If you look at the benefit of real-time prescribing, it is also important to ensure that appropriate therapeutic alternatives are presented as part of that solution.

HCI: Surescripts Health Information Network has just announced that it will apply to be a QHIN under TEFCA. Who would be the logical partners to be subparticipants under the TEFCA?

Harvey: The pharmacies, the laboratories, the PBMs, the health plans. We are already the largest interoperability company in the country. We did 22 billion transactions last year. Only about 2.35 billion of them are actually recipes. The rest is all the clinical data.

We are very confident that we can serve everyone across the spectrum of healthcare. And if you think about the Qualified Health Information Networks at TEFCA, it really becomes a network of networks, as it will, because each one will be successful in bringing in people who will be their customers. We truly believe that the ONC team has done a wonderful job. If you think about the importance of this, it all comes down to the patient’s ability to make sure they are getting the right treatment when they are in front of a healthcare provider, because with an incomplete medical history, you are never sure. that the right decisions are being made.

HCI: In September, the company named Lynne Nowak, MD, its first chief data and analytics officer. Why did Surescripts see the need for that role? And what are some of the things she and her team are working on?

Harvey: Well, a great example is that ActiveRadar will be part of your organization. We know that data has the power to ensure that we focus on the things that could improve the quality of care, improve patient safety, and reduce the cost of care. When you have 22 billion transactions, there are so many things that can come from that, looking at that information, trying to identify those things that are best for the patient. We think there’s a significant opportunity for Lynne and our data scientists to really develop the things that will support those core parts of our mission.

HCI: Looking ahead to 2024, are there any other plans you want to talk about?

Harvey: We’re focused on trying to ease the administrative burden on care providers because we really see it as a crisis when you see pharmacists taking turns going on strike, so to speak, because of their working conditions and they’re not able to focus on things. what do they want. So our goal is to examine all the things we offer and continue to refine them. Over the past four years, we have improved the quality of e-prescriptions by more than 200 percent. We are working to ensure that our direct clinical messaging product is available and ubiquitous in healthcare so that the pharmacist can send messages to the doctor, the doctor can send messages to the pharmacist directly in the workflow, eliminating the administrative burden of have to send a fax. Healthcare is probably one of the last strongholds of faxing. We would really like to see the end of that fax machine and we believe that many of our technologies will be useful to that end.

HCI: Is there any way all of this excitement and development around artificial intelligence and large language models can be applied to the work you guys do?

Harvey: Sometimes people confuse machine learning and generative AI. We have been using machine learning from the beginning within our products.
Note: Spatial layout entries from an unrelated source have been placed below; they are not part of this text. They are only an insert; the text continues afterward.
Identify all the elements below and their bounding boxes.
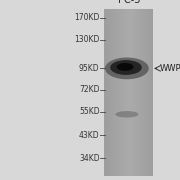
Bar [109, 9, 111, 176]
Bar [119, 9, 121, 176]
Text: 95KD: 95KD [79, 64, 100, 73]
Bar [147, 9, 148, 176]
Bar [104, 9, 153, 176]
Bar [143, 9, 145, 176]
Bar [138, 9, 140, 176]
Text: WWP1: WWP1 [160, 64, 180, 73]
Bar [122, 9, 124, 176]
Bar [117, 9, 119, 176]
Ellipse shape [110, 60, 142, 75]
Bar [148, 9, 150, 176]
Text: 34KD: 34KD [79, 154, 100, 163]
Text: PC-3: PC-3 [118, 0, 140, 5]
Bar [145, 9, 147, 176]
Bar [124, 9, 125, 176]
Bar [132, 9, 134, 176]
Bar [116, 9, 117, 176]
Ellipse shape [117, 63, 134, 71]
Bar [134, 9, 135, 176]
Bar [150, 9, 151, 176]
Bar [112, 9, 114, 176]
Bar [106, 9, 108, 176]
Text: 170KD: 170KD [74, 14, 100, 22]
Bar [140, 9, 142, 176]
Bar [135, 9, 137, 176]
Bar [114, 9, 116, 176]
Text: 55KD: 55KD [79, 107, 100, 116]
Ellipse shape [105, 58, 149, 79]
Bar [130, 9, 132, 176]
Bar [104, 9, 106, 176]
Bar [125, 9, 127, 176]
Bar [129, 9, 130, 176]
Bar [108, 9, 109, 176]
Bar [127, 9, 129, 176]
Bar [137, 9, 138, 176]
Bar [142, 9, 143, 176]
Ellipse shape [115, 111, 138, 118]
Bar [111, 9, 112, 176]
Bar [121, 9, 122, 176]
Text: 72KD: 72KD [79, 86, 100, 94]
Text: 130KD: 130KD [74, 35, 100, 44]
Text: 43KD: 43KD [79, 130, 100, 140]
Bar [151, 9, 153, 176]
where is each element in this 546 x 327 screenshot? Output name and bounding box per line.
We’re starting to look at generative AI. We think there are a few things we can use it for. However, I will say that we are being very cautious because there are still many unknowns about generative AI and it has hallucinations. When it comes to the patient’s history, you cannot have hallucinations. So we’re looking at it, testing it, doing a lot of piloting things around it, but until we’re absolutely sure that it’s what it needs to be, we won’t implement it into our overall system. briefcase.